Siul, como por inercia, tomó el trozo de carne ofrecido. La respuesta de Cuervo

resonaba en su cabeza. La mirada rabiosa de Larco se imprimió en su memoria. A

pesar de que ambos exploradores se habían removido los cascos y parecían en

buen estado, sus comportamientos le parecían sumamente extraños. Los juzgó

envidiosos debido a su gran descubrimiento. Sí, eso era. El Capitán se esforzaba

por no parecer sorprendido frente a los harapos porque, de lo contrario, reconocería

la vitalidad (mayor que la suya) de un novato como Siul. Larco, ciego de celos, no

podía disimular su enojo. Esa tenía que ser la causa de tan bizarras actitudes.
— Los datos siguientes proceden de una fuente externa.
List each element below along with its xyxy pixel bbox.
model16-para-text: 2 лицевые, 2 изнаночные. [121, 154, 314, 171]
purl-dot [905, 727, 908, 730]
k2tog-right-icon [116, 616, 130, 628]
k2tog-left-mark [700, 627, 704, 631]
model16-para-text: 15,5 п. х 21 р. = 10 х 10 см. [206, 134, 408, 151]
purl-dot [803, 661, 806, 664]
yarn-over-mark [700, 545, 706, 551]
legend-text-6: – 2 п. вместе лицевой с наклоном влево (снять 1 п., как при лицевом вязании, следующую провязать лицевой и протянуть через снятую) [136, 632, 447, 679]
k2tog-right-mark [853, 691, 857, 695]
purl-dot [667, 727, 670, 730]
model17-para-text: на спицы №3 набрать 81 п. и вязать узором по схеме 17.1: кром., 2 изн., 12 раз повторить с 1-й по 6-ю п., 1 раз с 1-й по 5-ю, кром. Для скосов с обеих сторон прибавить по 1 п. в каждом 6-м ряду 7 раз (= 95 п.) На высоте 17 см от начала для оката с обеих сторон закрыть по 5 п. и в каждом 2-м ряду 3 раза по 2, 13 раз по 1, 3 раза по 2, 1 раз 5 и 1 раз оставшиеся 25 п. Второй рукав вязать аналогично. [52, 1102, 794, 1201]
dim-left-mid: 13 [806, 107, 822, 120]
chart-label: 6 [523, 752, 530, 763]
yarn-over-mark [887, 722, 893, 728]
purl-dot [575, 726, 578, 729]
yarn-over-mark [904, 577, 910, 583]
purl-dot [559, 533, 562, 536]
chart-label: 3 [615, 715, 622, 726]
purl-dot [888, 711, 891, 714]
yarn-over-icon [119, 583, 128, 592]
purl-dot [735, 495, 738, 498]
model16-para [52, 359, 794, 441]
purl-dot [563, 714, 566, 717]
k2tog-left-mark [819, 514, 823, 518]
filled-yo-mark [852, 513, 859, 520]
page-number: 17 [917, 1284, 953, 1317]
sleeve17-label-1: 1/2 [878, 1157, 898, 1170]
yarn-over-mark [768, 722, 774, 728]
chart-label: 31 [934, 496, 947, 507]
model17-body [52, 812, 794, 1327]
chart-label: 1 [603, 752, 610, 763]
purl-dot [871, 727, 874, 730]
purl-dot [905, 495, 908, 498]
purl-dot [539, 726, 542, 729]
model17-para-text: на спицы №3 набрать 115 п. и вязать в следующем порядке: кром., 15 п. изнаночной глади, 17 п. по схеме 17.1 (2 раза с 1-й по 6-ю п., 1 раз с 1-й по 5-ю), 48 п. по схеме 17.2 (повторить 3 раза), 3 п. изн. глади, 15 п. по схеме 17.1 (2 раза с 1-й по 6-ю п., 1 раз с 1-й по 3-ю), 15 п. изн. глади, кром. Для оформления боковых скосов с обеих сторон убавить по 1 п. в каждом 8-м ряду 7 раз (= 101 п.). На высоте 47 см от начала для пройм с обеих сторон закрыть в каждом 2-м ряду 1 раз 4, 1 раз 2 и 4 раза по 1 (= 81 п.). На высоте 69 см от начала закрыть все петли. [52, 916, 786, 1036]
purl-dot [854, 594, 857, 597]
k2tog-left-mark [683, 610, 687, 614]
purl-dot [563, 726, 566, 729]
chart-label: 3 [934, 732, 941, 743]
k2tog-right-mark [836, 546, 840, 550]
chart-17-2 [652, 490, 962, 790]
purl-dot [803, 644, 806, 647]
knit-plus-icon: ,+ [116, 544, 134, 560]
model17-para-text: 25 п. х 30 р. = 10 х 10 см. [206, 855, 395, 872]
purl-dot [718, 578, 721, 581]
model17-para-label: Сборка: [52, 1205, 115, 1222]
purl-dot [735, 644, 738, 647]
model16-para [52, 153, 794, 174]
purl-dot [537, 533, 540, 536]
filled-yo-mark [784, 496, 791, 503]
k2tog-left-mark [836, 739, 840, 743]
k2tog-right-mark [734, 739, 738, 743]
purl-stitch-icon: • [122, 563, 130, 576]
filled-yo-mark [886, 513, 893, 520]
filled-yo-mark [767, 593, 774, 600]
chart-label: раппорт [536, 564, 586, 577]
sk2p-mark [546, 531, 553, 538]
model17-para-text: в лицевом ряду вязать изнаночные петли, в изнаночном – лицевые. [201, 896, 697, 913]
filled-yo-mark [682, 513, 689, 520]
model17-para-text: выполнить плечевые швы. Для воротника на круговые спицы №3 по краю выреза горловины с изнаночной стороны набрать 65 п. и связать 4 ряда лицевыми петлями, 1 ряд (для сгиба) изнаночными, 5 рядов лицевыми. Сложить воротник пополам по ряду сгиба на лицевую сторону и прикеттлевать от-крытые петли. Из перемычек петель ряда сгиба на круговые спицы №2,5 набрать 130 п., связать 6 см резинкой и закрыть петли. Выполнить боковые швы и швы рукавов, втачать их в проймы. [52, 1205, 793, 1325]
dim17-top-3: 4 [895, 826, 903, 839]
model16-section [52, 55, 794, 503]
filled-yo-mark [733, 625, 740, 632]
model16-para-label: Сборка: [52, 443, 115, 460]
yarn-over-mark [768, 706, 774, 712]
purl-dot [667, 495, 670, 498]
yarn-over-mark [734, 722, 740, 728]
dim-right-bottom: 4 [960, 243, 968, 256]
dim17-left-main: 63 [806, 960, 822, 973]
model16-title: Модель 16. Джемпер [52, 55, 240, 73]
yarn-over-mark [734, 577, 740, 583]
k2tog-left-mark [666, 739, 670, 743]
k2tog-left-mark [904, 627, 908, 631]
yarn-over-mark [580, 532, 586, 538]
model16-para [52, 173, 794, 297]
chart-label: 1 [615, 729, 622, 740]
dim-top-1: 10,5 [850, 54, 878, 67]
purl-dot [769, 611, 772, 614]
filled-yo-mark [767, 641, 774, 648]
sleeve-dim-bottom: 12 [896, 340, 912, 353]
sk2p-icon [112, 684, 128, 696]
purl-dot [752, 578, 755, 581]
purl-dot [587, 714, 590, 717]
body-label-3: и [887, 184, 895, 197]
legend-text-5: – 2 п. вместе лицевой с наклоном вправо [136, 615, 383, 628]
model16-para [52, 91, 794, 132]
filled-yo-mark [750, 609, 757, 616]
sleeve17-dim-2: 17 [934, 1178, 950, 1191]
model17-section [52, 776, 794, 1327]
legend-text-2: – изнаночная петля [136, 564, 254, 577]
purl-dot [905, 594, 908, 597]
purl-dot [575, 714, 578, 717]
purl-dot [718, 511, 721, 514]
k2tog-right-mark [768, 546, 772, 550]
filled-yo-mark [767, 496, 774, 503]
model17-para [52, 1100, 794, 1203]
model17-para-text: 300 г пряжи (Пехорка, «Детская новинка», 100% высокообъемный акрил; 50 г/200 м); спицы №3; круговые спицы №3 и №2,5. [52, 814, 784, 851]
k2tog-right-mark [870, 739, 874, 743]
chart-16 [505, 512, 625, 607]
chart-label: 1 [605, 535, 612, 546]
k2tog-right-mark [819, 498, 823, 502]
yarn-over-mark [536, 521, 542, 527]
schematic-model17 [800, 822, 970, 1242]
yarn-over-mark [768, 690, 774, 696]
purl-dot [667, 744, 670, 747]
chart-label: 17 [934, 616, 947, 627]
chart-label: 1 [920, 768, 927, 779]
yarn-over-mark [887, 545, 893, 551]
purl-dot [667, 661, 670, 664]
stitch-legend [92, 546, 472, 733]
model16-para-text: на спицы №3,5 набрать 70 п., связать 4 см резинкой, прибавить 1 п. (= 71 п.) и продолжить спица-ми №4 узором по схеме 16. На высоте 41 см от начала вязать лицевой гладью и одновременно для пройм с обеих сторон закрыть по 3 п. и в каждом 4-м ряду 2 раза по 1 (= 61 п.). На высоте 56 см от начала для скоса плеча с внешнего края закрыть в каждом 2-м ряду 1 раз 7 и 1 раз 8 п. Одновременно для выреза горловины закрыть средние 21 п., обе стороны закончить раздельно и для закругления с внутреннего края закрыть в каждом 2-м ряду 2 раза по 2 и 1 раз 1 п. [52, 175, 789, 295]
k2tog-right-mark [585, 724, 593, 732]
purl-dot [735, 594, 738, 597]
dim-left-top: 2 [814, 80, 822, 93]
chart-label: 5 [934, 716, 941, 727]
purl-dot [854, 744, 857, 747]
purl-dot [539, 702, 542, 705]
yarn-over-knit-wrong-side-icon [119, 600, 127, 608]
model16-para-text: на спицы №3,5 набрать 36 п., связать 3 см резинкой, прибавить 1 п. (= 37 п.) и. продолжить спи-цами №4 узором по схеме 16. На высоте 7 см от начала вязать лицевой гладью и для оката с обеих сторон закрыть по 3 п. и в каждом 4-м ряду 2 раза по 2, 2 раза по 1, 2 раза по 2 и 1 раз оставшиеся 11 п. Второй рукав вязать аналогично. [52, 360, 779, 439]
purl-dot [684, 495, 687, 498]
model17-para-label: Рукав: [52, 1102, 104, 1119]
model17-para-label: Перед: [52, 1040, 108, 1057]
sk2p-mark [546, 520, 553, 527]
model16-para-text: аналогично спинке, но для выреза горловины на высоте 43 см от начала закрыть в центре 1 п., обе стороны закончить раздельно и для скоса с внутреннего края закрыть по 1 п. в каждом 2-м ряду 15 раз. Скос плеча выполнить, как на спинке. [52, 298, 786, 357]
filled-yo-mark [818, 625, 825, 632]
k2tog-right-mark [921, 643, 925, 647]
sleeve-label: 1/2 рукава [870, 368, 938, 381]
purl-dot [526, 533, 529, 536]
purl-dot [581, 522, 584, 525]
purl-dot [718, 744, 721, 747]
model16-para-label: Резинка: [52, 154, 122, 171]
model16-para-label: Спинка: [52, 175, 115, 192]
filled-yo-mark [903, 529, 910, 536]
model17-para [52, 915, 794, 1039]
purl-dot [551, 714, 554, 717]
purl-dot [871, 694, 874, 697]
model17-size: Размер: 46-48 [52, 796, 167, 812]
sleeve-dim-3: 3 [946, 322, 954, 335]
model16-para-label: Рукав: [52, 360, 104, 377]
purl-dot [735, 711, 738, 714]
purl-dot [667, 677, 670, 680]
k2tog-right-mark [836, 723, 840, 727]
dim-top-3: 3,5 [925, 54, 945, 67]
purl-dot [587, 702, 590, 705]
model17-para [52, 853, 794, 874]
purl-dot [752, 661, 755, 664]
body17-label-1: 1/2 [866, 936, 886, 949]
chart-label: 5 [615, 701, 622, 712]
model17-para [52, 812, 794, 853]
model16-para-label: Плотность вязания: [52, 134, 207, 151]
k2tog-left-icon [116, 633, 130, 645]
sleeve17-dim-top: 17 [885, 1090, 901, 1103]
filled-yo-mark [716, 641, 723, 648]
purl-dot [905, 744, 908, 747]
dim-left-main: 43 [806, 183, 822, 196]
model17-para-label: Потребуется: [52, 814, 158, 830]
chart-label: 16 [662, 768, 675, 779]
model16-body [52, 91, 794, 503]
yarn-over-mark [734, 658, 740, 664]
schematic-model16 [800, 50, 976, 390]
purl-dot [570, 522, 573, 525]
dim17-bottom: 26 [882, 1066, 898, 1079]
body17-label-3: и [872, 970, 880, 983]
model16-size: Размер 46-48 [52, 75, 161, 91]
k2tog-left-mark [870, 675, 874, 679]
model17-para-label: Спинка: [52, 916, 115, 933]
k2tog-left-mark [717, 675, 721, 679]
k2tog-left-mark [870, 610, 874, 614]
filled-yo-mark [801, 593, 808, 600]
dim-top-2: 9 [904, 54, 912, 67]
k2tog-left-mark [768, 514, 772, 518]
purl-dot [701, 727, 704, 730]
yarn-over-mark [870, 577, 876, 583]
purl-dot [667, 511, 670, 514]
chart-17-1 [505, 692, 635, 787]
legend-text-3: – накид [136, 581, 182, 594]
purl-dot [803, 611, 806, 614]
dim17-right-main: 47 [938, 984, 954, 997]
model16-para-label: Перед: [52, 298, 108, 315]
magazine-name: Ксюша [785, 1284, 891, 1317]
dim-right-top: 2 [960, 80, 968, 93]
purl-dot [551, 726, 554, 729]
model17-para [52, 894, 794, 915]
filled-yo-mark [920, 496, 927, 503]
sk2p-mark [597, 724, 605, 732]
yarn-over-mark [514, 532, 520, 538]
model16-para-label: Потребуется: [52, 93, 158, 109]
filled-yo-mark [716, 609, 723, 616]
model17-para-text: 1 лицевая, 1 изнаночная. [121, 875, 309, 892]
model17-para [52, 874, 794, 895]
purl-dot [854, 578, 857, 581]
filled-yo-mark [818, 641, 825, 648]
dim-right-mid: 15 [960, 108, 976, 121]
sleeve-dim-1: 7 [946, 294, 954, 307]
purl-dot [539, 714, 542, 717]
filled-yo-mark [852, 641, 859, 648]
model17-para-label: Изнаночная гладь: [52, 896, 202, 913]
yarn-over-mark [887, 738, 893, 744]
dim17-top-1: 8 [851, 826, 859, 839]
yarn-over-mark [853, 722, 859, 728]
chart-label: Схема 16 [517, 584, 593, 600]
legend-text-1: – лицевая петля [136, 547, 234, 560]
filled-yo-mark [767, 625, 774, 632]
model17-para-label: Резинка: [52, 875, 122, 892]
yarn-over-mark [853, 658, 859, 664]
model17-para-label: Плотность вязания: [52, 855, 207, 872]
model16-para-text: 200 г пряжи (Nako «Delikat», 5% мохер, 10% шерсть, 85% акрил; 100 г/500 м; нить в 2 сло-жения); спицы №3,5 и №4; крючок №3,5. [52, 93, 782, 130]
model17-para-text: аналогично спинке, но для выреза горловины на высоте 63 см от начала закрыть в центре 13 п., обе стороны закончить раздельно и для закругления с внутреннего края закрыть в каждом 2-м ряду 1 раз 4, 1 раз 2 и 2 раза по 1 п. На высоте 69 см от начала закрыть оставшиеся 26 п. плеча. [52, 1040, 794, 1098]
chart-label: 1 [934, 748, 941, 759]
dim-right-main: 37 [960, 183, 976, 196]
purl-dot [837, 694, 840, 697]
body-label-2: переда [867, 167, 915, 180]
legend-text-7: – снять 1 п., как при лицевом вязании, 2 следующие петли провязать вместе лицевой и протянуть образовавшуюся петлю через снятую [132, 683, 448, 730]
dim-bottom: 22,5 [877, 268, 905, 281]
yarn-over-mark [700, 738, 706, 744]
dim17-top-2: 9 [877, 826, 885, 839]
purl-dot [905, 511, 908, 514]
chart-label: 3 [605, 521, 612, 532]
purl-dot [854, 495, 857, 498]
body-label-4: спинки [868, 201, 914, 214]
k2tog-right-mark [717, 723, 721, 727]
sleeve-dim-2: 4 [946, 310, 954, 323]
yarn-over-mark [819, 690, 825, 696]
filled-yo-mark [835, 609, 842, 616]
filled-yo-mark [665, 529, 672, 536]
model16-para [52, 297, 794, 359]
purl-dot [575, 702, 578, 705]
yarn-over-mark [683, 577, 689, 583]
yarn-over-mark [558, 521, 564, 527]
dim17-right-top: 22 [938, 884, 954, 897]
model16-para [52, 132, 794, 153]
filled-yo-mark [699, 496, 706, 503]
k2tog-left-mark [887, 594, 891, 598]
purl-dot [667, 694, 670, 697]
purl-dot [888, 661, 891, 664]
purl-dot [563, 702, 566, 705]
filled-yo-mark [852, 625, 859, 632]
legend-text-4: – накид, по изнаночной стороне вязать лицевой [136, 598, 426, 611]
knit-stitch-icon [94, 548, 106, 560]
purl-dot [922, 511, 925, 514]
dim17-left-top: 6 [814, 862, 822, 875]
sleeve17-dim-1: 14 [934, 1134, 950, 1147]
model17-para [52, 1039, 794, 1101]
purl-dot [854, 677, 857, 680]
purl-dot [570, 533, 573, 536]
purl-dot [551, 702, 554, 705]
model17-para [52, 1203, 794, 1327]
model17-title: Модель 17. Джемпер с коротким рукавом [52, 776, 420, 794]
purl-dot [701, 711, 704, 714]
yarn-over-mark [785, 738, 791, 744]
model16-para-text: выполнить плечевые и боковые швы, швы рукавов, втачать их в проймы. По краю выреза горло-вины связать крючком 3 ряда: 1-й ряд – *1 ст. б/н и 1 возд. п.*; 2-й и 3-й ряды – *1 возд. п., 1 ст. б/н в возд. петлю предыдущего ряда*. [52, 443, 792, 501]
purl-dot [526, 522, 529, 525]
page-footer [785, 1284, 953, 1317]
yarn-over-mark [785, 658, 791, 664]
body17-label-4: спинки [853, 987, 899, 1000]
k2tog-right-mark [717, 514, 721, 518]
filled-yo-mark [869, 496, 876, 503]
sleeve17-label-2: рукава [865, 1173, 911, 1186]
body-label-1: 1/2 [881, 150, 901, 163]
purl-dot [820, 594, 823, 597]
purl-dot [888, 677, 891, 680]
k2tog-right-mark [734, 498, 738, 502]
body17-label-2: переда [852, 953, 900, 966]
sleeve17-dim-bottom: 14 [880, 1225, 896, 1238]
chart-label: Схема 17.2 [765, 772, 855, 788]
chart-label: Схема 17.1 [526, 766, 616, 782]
Se sentó a un costado de Cuervo mientras mordisqueaba la costilla. Retirarse unos

minutos el casco no le acarrearía penitencia. Mientras trataba de pasar pequeños

bocados de cordero a través de su garganta, escuchó palabras intraducibles que

provenían de sus compañeros. Los intentos por emitir frases con sentido

evolucionaron en ruidos y, después, en gritos cada vez más fuertes e

incomprensibles. Súbitamente, los cuerpos de aquellos astronautas se hundieron

en espasmos arrítmicos. Siul, horrorizado, escupió el cordero; pensó en

envenenamiento. Claro, debía ser eso. Desde su despegue en la base espacial

terrestre, la misión estaba condenada al fracaso; todo era parte de una conspiración

por parte de la agencia porque no podían soportar la idea de que tres individuos se

llevaran el crédito absoluto por la expedición. Esa era la razón.


Cuervo y Larco cayeron al suelo en un brusco movimiento. Los temblores no

cesaban. Siul era capaz de escuchar al aire de Gricel penetrando sus cuerpos:

expandía sus fosas nasales, explotaba sus tímpanos, coloreaba de un negro rojizo

sus bocas. Inmovilizado, buscó los ojos del Capitán con la esperanza de hallarlo.

Se heló al contemplar dos bolas de lava incandescentes atravesadas por una franja

vertical color sangre. Alrededor de las monstruosas cuencas, la piel se fragmentaba

en hexágonos irregulares; adquirió una tonalidad verdosa y una consistencia dura,

como de coraza. El resto del rostro también se cuarteó, eran escamas las que ahora

recubrían a los exploradores. Frente a Siul, la estructura ósea de ambos semblantes

se amorfaba; fragmentados, las partes desencajadas que los constituían

burbujeaban descontroladamente. Surgieron largas trompas con aserrados dientes

donde recordaba las bocas, desaparecieron las orejas y dos pequeños orificios

sustituyeron las fosas nasales.

Aún en el suelo, cada cuerpo epiléptico engendro un par de repulsivos muñones

que atravesaron el traje espacial a lo largo del pecho. Segundos después, Siul miró

cómo esos trozos de carne evolucionaban en brazos enanos con sus respectivas

falanges que culminaban en garras de 30 centímetros. En la parte trasera, notó dos

colas rígidas elevarse por encima de sus cráneos. Los trajes espaciales se

desgarraron a causa del inmenso tamaño que habían alcanzado los astronautas;

escamas verdosas se asomaban por todas partes. Cesaron los temblores. Se

pusieron de pie. Cuervo emitió un chillido mientras enterraba, con fuerza, su pata

en la arena.

No veía a Larco, no veía al Capitán. Frente a él estaban los Raptores Lunares,

protagonistas de los mitos terrestres más retorcidos. Siul sabía que era inútil
escapar. También sabía la imposibilidad de justificar lo sucedido; sucumbió ante la

real toxicidad de aquel aire enrarecido.

En Gricel, la neblina húmeda, los atardeceres violetas y aquellos extraños suelos

que se humedecen y se renuevan día a día, ahogaron el último grito de Siul.